My favourite piece of footage though is Zico’s goal against holders Argentina in the second round group of death (where Brazil, Argentina and Italy fought for a single place in the semi-finals). The group structure was scrapped after this tournament – this structure also led to England’s elimination despite having never lost a game and only conceding one goal in the entire tournament.

Compare the footage in the original live coverage from 3.30 in with what I found here from 3.35 – same event, different footage. Eder thumping the ball towards Filol’s goal, stinging the finger-tips of the latter – who then picks himself up to find Zico and Serginho racing towards them with none of his defenders in sight.

Noting John Motson’s commentary from the Brazil Scotland game of 1982 (scroll down to the end) he notes that Falcao was the only ‘exile’ who played abroad – with AS Roma in Italy. This meant that at world cups there was a genuine clash of footballing cultures – players were genuinely unfamiliar with each other – as were the audiences watching them.

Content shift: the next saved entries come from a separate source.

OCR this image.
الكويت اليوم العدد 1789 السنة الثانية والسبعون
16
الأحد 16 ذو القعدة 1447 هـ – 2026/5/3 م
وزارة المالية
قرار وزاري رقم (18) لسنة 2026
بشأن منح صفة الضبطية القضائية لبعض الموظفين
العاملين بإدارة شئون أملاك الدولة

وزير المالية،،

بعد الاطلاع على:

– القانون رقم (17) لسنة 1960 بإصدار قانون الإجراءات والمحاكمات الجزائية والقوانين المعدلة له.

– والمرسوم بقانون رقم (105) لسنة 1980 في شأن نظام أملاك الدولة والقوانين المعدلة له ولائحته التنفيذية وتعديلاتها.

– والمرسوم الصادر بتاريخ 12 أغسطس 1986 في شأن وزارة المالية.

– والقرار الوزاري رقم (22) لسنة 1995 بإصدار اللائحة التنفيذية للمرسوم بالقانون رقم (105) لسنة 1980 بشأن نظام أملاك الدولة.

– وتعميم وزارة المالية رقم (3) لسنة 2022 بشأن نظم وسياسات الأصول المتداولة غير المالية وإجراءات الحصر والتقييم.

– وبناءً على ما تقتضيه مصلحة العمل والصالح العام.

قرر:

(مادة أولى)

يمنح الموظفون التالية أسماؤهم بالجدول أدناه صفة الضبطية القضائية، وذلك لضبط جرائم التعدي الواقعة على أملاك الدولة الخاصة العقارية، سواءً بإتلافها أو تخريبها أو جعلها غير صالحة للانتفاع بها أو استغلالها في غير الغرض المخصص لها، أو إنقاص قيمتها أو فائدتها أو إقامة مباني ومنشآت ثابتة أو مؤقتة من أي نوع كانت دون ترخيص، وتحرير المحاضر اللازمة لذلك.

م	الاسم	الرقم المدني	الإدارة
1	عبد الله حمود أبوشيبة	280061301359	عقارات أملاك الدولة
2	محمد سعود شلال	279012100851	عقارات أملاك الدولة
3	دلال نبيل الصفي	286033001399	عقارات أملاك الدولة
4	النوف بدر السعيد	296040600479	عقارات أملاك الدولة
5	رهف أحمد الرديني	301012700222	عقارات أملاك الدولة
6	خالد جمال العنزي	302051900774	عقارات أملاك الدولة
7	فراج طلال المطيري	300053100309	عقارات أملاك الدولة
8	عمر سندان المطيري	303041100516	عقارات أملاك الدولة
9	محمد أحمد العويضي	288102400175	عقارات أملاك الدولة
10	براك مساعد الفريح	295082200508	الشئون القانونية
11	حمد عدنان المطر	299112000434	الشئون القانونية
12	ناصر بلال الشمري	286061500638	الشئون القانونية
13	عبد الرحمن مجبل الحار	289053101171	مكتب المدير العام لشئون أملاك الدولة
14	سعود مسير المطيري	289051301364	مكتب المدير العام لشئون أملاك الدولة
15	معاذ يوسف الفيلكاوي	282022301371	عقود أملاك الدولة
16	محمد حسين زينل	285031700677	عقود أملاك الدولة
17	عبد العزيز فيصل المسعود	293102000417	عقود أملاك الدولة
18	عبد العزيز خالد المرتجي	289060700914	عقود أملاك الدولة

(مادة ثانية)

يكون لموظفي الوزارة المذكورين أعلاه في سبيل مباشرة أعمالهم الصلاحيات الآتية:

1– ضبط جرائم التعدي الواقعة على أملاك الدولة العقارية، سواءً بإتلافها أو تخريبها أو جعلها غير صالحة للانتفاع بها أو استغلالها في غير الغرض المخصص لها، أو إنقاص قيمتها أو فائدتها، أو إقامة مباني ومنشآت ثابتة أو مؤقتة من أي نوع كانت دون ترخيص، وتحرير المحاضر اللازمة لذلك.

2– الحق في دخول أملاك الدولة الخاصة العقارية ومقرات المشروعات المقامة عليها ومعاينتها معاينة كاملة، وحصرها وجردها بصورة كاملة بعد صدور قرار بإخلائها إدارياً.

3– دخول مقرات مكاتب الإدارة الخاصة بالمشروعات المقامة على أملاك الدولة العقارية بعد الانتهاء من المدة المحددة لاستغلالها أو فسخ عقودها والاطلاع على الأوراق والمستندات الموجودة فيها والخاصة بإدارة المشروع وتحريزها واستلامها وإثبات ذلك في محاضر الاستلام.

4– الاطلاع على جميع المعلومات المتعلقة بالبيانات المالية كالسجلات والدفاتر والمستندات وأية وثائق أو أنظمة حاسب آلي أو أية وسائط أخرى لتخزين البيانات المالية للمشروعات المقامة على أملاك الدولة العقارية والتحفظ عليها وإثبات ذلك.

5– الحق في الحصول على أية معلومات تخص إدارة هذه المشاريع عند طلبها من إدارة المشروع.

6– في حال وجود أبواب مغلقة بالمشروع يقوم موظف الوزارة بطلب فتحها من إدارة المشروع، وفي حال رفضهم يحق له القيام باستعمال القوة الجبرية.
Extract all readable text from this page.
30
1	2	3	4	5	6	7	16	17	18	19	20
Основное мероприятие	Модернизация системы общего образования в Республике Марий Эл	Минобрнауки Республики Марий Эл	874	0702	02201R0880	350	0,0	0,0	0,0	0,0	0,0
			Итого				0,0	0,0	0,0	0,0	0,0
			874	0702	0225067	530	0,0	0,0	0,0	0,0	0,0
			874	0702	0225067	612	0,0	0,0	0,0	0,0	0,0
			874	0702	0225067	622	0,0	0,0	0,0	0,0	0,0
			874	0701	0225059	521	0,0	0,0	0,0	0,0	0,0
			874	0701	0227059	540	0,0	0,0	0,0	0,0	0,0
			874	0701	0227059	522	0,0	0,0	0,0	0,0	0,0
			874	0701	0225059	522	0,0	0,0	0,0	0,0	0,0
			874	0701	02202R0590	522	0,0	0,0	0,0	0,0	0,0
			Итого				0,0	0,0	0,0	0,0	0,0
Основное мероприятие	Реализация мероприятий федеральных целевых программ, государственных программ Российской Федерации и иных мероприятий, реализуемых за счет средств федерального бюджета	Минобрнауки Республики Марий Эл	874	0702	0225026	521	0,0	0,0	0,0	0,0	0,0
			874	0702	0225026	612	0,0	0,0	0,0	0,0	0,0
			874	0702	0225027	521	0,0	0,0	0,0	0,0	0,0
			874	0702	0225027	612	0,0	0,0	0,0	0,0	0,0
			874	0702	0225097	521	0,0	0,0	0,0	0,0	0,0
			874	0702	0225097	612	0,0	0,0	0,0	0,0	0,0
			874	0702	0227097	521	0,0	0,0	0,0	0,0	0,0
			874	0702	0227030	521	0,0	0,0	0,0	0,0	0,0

This is not to say we should try to go back to a time that we risk looking at through rose-tinted glasses. In 1982 the players of Brazil, Argentina and the Soviet Union were all from countries that were under the rule of dictatorships – whether military in the former two or a communist one in the third. For Brazil and the Soviet Union at least, to what extent was their relatively free-flowing style of football in response to the oppression they faced at home?

Apart from the manner in which the Brazilian teams of Socrates’ era played the game, Socrates demonstrated an awareness of wider local and global issues around him. If only more footballers of today would follow his example in terms of his intellectual pursuits. (He smokes like a chimney and can drink me under the floor). I had the opportunity to go along to see him in London last year but bottled out. Hopefully he’ll recover from his recent operation and make another public visit sometime soon.